Levei-o de volta à casa, tentei segurar o pacote com as duas caixas de sapatos, e ele brincou: - É meu o presente, não é? Se você me deu mesmo, deixa que eu levo.

E levou, sim, todo feliz, pelas ruas do bairro, mão apoiando meu braço, falante sobre a vida, traçando planos para o resto do dia, perguntando-me se estou cuidando da minha saúde, cobrando-me ser feliz, como sempre.

Hoje, mais tarde, vou abraçá-lo, junto com meu irmão, filho e sobrinhos.

A família vai se reunir em torno do “Seu” Ulysses, que, com certeza, aproveitará para reclamar conosco sobre as taxas absurdas cobradas pelos bancos. Tema recorrente que o faz figura conhecida na mesa do gerente da sua conta bancária, quando confere cada centavo do seu extrato e descobre que a taxa de 3 ou 5 reais, foi cobrada indevidamente por duas vezes e reclama estorno imediato do que ele classifica de “roubalheira”.

Mas, no fim do ano, lá vai ele, cheio de caixinhas, geralmente de perfumes, presentear as meninas do banco, que o atendem com presteza e reverência por todo o ano.

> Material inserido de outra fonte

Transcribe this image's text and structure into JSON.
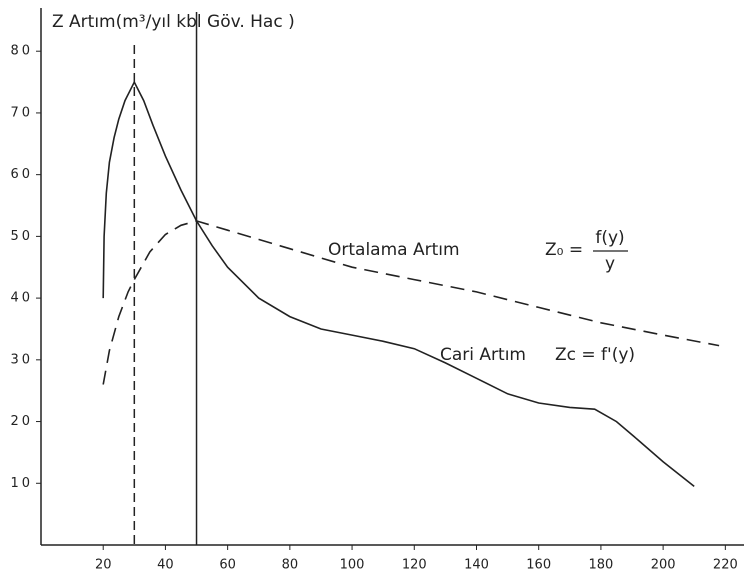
{
  "chart_data": {
    "type": "line",
    "title": "Z  Artım(m³/yıl kbl Göv. Hac )",
    "xlim": [
      0,
      226
    ],
    "ylim": [
      0,
      87
    ],
    "xticks": [
      20,
      40,
      60,
      80,
      100,
      120,
      140,
      160,
      180,
      200,
      220
    ],
    "yticks": [
      10,
      20,
      30,
      40,
      50,
      60,
      70,
      80
    ],
    "vlines": [
      {
        "x": 30,
        "style": "dashed"
      },
      {
        "x": 50,
        "style": "solid"
      }
    ],
    "series": [
      {
        "name": "Cari Artım",
        "color": "#222222",
        "style": "solid",
        "formula": "Zc = f'(y)",
        "x": [
          20,
          20.3,
          21,
          22,
          23.5,
          25,
          27,
          30,
          33,
          36,
          40,
          45,
          50,
          55,
          60,
          70,
          80,
          90,
          100,
          110,
          120,
          130,
          140,
          150,
          160,
          170,
          178,
          185,
          192,
          200,
          210
        ],
        "values": [
          40,
          50,
          57,
          62,
          66,
          69,
          72,
          75,
          72,
          68,
          63,
          57.5,
          52.5,
          48.5,
          45,
          40,
          37,
          35,
          34,
          33,
          31.8,
          29.5,
          27,
          24.5,
          23,
          22.3,
          22,
          20,
          17,
          13.5,
          9.5
        ]
      },
      {
        "name": "Ortalama Artım",
        "color": "#222222",
        "style": "dashed",
        "formula": {
          "lhs": "Z₀ =",
          "numerator": "f(y)",
          "denominator": "y"
        },
        "x": [
          20,
          22,
          25,
          28,
          30,
          35,
          40,
          45,
          50,
          60,
          80,
          100,
          120,
          140,
          160,
          180,
          200,
          218
        ],
        "values": [
          26,
          31.5,
          37,
          41,
          43,
          47.5,
          50.3,
          51.8,
          52.5,
          51,
          48,
          45,
          43,
          41,
          38.5,
          36,
          34,
          32.3
        ]
      }
    ]
  }
}
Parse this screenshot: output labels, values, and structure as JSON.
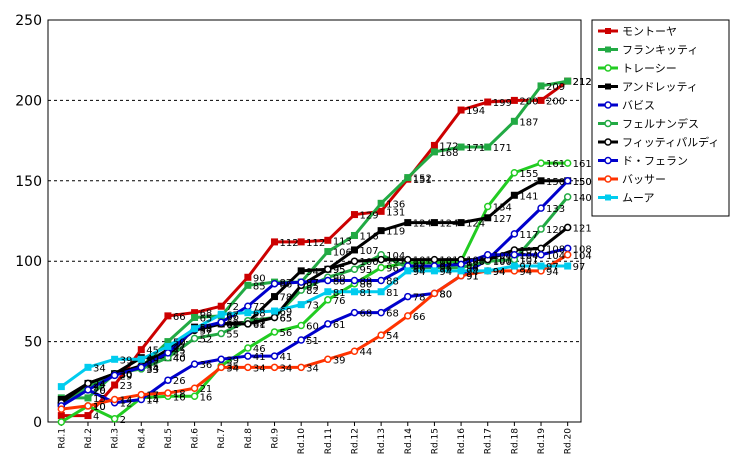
{
  "chart_data": {
    "type": "line",
    "title": "",
    "xlabel": "",
    "ylabel": "",
    "ylim": [
      0,
      250
    ],
    "yticks": [
      "0",
      "50",
      "100",
      "150",
      "200",
      "250"
    ],
    "categories": [
      "Rd.1",
      "Rd.2",
      "Rd.3",
      "Rd.4",
      "Rd.5",
      "Rd.6",
      "Rd.7",
      "Rd.8",
      "Rd.9",
      "Rd.10",
      "Rd.11",
      "Rd.12",
      "Rd.13",
      "Rd.14",
      "Rd.15",
      "Rd.16",
      "Rd.17",
      "Rd.18",
      "Rd.19",
      "Rd.20"
    ],
    "grid": "horizontal dashed",
    "legend_position": "right",
    "series": [
      {
        "name": "モントーヤ",
        "color": "#cc0000",
        "marker": "square",
        "label_at": [],
        "values": [
          4,
          4,
          23,
          45,
          66,
          68,
          72,
          90,
          112,
          112,
          113,
          129,
          131,
          151,
          172,
          194,
          199,
          200,
          200,
          212
        ]
      },
      {
        "name": "フランキッティ",
        "color": "#22aa44",
        "marker": "square",
        "label_at": [],
        "values": [
          15,
          15,
          30,
          34,
          50,
          65,
          66,
          85,
          87,
          87,
          106,
          116,
          136,
          152,
          168,
          171,
          171,
          187,
          209,
          212
        ]
      },
      {
        "name": "トレーシー",
        "color": "#22cc22",
        "marker": "circle",
        "label_at": [],
        "values": [
          0,
          10,
          2,
          15,
          16,
          16,
          35,
          46,
          56,
          60,
          76,
          86,
          96,
          99,
          99,
          100,
          134,
          155,
          161,
          161
        ]
      },
      {
        "name": "アンドレッティ",
        "color": "#000000",
        "marker": "square",
        "label_at": [],
        "values": [
          14,
          24,
          30,
          40,
          40,
          59,
          61,
          62,
          78,
          94,
          95,
          107,
          119,
          124,
          124,
          124,
          127,
          141,
          150,
          150
        ]
      },
      {
        "name": "バビス",
        "color": "#0000cc",
        "marker": "circle",
        "label_at": [],
        "values": [
          11,
          20,
          12,
          14,
          26,
          36,
          39,
          41,
          41,
          51,
          61,
          68,
          68,
          78,
          80,
          91,
          101,
          117,
          133,
          150
        ]
      },
      {
        "name": "フェルナンデス",
        "color": "#22aa44",
        "marker": "circle",
        "label_at": [],
        "values": [
          10,
          22,
          30,
          33,
          40,
          52,
          55,
          63,
          65,
          82,
          90,
          95,
          104,
          96,
          96,
          96,
          100,
          101,
          120,
          140
        ]
      },
      {
        "name": "フィッティパルディ",
        "color": "#000000",
        "marker": "circle",
        "label_at": [],
        "values": [
          12,
          24,
          30,
          35,
          45,
          57,
          61,
          61,
          65,
          85,
          95,
          100,
          101,
          101,
          101,
          101,
          101,
          107,
          108,
          121
        ]
      },
      {
        "name": "ド・フェラン",
        "color": "#0000cc",
        "marker": "circle",
        "label_at": [],
        "values": [
          10,
          20,
          29,
          34,
          43,
          58,
          62,
          72,
          86,
          87,
          88,
          88,
          88,
          97,
          97,
          98,
          104,
          104,
          104,
          108
        ]
      },
      {
        "name": "バッサー",
        "color": "#ff3300",
        "marker": "circle",
        "label_at": [],
        "values": [
          8,
          10,
          14,
          17,
          18,
          21,
          34,
          34,
          34,
          34,
          39,
          44,
          54,
          66,
          80,
          91,
          94,
          94,
          94,
          104
        ]
      },
      {
        "name": "ムーア",
        "color": "#00ccee",
        "marker": "square",
        "label_at": [],
        "values": [
          22,
          34,
          39,
          39,
          47,
          58,
          67,
          68,
          69,
          73,
          81,
          81,
          81,
          94,
          94,
          94,
          94,
          97,
          97,
          97
        ]
      }
    ]
  }
}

Quanto a nós, seus filhos e netos, como não reverenciar uma criatura assim, tão especial, que até reclamando da vida, é capaz de mostrar um horizonte de felicidade, no sorriso que nos cobra.

É comum, que ele me ligue para o celular, eu , em plena atividade da loucura diária, e me diga assim: Minha boneca, liguei só para ouvir você rir, agora, já posso desligar!